Dass eine Mutter, die nur ihr Kind bei sich lässt, in Haft muss, war vor 20 Jahren nicht möglich. Doch seither wurden Stück für Stück Rechte umgebaut.

Wenn ein Kind bei der Mutter sein will, sind Polizei und Gercihtsvollzieher fehl am Platz Foto: Thomas Warnack/dpa

D ass eine Mutter, die eigentlich nichts anders tut, als sich um ihr Kind zu kümmern, für 30 Tage in Haft soll, ist erschütternd. Vor 20 Jahren war das noch nicht möglich. Doch seither haben sich scheibchenweise immer mehr Gesetzte geändert, hin zu einem System, das solche Verfolgung ermöglicht.

Sicher, jede Entwicklung hat zwei Seiten. Väter reklamierten, dass sie zu wenig Rechte hätten und bekamen mehr davon. Es gilt heute als für das Kindeswohl wichtig, dass ein Kind Kontakt zu beiden Eltern hat, wenn diese getrennt leben. Es schien nur fair, als 2013 auch den unverheirateten Vätern erlaubt wurde, das Sorgerecht zu beantragen. Vorher konnte die Mutter das verweigern. Nur dürfen Väter seither auch das Sorgerecht für sich allein beantragen, sprich: die Mutter ausknocken.

Und in der Tat: Unlängst führte der Soziologe Wolfgang Hammer anhand von 1.000 Fällen aus, dass man Mütter in Deutschland ohne gravierenden Grund von ihren Kindern trennt. Und ein Blick in die Statistik seit 2002 zeigt, dass sich die Zahl der Mütter, die ihr Sorgerecht an den Vater oder an Dritte verloren haben, fast verdoppelte.

Es kommt heute dazu, dass Richter den Stab über Mütter brechen und ihnen das Sorgerecht nehmen, nur weil der Umgang zum Vater nicht klappt. Wenn ein Kind nicht zum Vater will, bekommen die Mütter die Schuld. Die gelten dann als „bindungsintolerant“ oder „manipulativ“. Obwohl sie ihre Kinder lieben und prima versorgen. Und hat eine Mutter auf dieser Schiene das Sorgerecht verloren, ist die Hürde hoch, es zurück zu bekommen.

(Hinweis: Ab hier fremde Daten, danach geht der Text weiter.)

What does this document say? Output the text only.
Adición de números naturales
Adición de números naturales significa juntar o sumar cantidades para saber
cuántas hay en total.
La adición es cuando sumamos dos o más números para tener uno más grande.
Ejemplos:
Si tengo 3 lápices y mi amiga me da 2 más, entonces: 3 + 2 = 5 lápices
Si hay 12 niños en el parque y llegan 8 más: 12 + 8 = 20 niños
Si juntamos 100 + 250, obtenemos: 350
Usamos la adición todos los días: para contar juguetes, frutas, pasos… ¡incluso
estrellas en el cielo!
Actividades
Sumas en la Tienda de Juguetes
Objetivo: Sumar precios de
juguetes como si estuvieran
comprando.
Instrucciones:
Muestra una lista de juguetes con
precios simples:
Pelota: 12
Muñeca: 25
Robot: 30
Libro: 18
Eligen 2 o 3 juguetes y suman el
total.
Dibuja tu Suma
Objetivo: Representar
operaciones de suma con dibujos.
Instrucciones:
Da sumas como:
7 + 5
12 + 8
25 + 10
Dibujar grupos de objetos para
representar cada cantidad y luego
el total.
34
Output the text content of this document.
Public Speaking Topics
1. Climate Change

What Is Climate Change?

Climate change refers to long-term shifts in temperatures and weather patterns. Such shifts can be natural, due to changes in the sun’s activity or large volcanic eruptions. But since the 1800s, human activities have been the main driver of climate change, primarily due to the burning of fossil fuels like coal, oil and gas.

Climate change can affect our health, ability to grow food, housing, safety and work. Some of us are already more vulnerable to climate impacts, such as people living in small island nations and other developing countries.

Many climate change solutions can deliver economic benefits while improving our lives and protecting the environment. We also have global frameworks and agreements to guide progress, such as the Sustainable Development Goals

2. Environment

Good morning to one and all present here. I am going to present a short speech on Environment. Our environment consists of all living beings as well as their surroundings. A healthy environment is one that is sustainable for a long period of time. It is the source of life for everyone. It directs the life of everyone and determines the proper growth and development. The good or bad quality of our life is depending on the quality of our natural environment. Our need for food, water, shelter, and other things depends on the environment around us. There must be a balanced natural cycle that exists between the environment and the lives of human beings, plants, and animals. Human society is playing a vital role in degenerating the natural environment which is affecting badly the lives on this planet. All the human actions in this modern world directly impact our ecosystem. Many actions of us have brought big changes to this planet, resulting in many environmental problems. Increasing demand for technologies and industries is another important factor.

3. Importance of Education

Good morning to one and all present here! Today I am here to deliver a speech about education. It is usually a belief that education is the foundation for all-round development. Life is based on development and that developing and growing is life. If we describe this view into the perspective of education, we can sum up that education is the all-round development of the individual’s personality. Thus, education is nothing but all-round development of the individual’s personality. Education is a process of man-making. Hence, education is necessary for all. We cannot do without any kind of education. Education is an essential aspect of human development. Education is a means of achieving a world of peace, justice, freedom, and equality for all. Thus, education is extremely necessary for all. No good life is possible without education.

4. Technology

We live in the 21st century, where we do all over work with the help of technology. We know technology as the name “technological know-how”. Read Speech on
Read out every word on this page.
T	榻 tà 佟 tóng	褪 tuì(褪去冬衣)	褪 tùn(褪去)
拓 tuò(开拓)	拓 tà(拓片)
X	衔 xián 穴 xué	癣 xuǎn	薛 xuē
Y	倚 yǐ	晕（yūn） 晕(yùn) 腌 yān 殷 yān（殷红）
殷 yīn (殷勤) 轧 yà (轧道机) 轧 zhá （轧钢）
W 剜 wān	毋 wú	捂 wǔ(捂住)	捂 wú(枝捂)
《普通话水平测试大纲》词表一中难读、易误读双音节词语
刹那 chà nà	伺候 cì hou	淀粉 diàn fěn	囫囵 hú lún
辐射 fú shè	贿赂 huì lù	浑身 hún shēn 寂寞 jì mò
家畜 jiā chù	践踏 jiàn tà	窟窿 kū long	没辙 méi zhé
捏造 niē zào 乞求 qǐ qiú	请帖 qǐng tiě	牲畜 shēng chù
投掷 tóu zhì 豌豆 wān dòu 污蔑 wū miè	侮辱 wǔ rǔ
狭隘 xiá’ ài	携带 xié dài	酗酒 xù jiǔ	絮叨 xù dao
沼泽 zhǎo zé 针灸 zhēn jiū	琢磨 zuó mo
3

Fortbildung für Väterrechte

Bei Verheirateten, die sich trennten, gab es im Prinzip diese Väter-Alleinsorge schon früher. Nur bekamen die Jugendämter mit der 2013er-Gesetzesänderung den Auftrag, die Väter aktiv über ihre Rechte zu beraten – und dazu passend eine oft von Väterrechtlern geprägte Fortbildung. So zog ein neuer Geist in manches Jugendamt ein. In der Folgezeit konnte es passieren, dass die frisch Fortgebildeten sich Fälle neu vornahmen und forcierten, dass Sorgerecht von der Mutter auf den Vater zu übertragen.

Es können auch Väter Kinder gut allein erziehen. Aber wenn das Kind bei Mutter sein möchte, sollte sein Wille akzeptiert werden. Staatliche Interventionen mit Polizei und Gerichtsvollzieher verbieten sich hier. Ganz schlimm ist, wenn Kinder ins Heim kommen, weil das Wohnen beim Vater nicht klappt. Hier wird sich auf dem Altar der Väterrechte an der Zukunft der jungen Menschen versündigt. Getilgt gehört auch die Ordnungshaft. Sie dient nur Bestrafungsfantasien.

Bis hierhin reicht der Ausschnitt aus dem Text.